2. The instrument is to be checked thoroughly to find out whether the same is in order.
3. Where the instrument of transfer is received from a person other than the transferor and the shares are partly paid-up, the company has to send a notice to the transferee.
4. It is also advisable to send notice to the transferor, as a measure of causation.
5. Before effecting any transfer, the company should ensure that the instrument is lodged within the time limit as prescribed in Sec. 108(1A) of the Companies Act.
6. Where the shares are intended to be transferred to a body corporate, it should be ascertained as to whether—
- the Memorandum and Articles of Association empower the transferee company to make the investment,
- the Board of directors of the intended transferee body corporate has passed the necessary resolution and has empowered the person concerned to deal with the matter in this behalf,
- the person executing the deed on behalf of the body corporate has valid authority to do so, and
- if the provisions of Sec. 108 A to 108 I are attracted, whether the necessary formalities there under have been complied with.
7. Where the intended transferee is a trust or a partnership firm or other association of persons, it should be ensured whether—
1. The trust is registered under the Societies Registration Act or not.
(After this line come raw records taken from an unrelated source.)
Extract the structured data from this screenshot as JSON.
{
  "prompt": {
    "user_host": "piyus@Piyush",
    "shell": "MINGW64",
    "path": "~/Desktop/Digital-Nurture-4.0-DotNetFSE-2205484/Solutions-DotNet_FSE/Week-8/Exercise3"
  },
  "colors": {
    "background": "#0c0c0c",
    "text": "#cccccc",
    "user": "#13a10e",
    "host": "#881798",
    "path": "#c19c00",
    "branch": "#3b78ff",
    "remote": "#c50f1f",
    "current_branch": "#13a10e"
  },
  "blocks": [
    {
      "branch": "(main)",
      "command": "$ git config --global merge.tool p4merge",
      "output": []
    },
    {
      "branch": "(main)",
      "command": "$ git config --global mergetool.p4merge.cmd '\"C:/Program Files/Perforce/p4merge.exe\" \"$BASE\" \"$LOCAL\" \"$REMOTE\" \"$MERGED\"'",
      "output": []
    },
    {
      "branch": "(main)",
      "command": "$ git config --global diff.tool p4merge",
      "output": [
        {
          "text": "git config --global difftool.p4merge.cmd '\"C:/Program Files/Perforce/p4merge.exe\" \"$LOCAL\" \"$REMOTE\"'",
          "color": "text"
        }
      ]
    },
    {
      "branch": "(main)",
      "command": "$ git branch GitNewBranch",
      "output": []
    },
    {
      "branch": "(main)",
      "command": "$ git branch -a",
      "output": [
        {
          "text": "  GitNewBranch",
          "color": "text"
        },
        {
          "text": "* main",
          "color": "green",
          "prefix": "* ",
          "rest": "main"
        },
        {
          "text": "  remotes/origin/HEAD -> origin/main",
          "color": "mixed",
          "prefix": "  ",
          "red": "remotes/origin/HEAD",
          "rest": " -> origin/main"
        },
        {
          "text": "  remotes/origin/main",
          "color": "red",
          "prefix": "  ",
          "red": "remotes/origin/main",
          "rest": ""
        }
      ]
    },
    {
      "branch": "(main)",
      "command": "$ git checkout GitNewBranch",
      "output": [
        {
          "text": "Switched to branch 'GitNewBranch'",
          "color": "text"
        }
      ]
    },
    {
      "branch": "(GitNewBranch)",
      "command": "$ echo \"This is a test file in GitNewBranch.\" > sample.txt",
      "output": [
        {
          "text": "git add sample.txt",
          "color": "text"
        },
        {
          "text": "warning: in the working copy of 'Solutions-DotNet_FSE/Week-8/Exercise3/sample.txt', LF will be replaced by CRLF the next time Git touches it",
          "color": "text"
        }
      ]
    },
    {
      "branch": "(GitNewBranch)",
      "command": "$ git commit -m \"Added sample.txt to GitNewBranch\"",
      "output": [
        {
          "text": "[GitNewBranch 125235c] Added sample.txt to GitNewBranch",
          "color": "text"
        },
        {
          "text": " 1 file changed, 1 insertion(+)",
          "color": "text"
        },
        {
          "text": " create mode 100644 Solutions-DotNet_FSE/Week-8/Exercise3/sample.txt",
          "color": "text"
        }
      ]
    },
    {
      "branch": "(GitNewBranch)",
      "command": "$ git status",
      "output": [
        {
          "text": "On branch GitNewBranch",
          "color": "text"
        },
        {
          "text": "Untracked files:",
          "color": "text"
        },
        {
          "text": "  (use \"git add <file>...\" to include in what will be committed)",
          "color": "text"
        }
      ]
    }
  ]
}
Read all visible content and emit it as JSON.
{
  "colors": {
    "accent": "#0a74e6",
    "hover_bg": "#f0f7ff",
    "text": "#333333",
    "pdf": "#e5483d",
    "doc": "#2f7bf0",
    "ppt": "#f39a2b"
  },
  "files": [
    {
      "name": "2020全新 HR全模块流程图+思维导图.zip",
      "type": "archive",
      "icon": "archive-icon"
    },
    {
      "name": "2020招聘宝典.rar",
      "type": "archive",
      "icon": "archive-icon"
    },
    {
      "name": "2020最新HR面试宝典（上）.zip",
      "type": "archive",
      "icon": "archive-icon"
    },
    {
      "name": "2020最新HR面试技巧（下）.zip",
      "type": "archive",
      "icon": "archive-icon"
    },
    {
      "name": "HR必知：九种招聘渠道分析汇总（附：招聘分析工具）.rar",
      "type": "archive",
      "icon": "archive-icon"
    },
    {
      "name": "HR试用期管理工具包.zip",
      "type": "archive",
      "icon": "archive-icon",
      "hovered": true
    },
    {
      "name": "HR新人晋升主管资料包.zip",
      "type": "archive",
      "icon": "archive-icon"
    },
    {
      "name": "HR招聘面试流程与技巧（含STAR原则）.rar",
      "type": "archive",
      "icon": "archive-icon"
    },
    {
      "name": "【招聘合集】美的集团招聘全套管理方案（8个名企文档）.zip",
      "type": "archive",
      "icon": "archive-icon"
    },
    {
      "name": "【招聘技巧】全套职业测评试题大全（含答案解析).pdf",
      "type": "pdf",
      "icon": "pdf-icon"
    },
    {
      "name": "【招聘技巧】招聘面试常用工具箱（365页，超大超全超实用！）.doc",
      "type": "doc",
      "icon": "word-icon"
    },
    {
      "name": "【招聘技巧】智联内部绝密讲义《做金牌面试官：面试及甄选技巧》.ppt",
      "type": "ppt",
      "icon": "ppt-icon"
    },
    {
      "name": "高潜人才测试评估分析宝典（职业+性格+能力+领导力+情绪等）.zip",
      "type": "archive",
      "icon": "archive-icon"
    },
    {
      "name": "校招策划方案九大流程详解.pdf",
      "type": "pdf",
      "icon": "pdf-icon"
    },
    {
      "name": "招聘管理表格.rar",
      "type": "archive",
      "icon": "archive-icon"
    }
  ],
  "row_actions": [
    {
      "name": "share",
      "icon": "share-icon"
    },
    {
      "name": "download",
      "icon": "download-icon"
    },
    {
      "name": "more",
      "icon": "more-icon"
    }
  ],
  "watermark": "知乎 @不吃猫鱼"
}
If it is registered, as aforesaid, the trust becomes a body corporate and shares can be registered in the name of the trust. Otherwise, shares have to be registered in one or more names of the trustees of the trust, authorized by resolution of the Board of Trustees by whatever name called.
2. If the shares are purchased by a partnership firm or an association of persons, the shares are to be registered in the individual name(s) of one or more partners, in the case of partnership firms; or in the name or names of any of the office bearers of the association, in case of association of persons. Similarly, in case the shares are purchased by a Hindu Undivided Family, shares have to be registered in the name of the Karta, without mentioning the representative character.
8. Where the transferee is minor, transfer of shares should be in accordance with provisions of Articles of Association of the company. If they are fully paid-up shares, there wont be a problem in registering the same in favour of minors through guardian.
9. After making thorough scrutiny, the officer in charge will put his initial on the form and the particulars of the transfer instrument will be entered in the Share Transfer Register.
10. At periodic intervals, the register along with necessary transfer documents and enclosures will be put up to the Board or the Shares Transfer Committee thereof if there is one or such other authority as may be determined by the Board, in this behalf, depending upon the practice of the company and the concerned authority will initial the Share Transfer Register for having approved the transfer. The date of approval of the transfer will be indicated in the register.
11. Where transfer of shares are duly approved, endorsements in favor of the transferees will be made on the share certificates and the secretary or the officer authorized by the board certifies the same. Then the share certificates are returned to the sender together with a covering letter. New certificates are to be issued as per companies rules.
12. Necessary entries shall be made in the Register of Members in regard to the transferor and the transferee.
13. In case of a refusal to register the transfer, the company must send notice to the transferor and transferee as per the provisions of Sec. 111 of the Companies Act.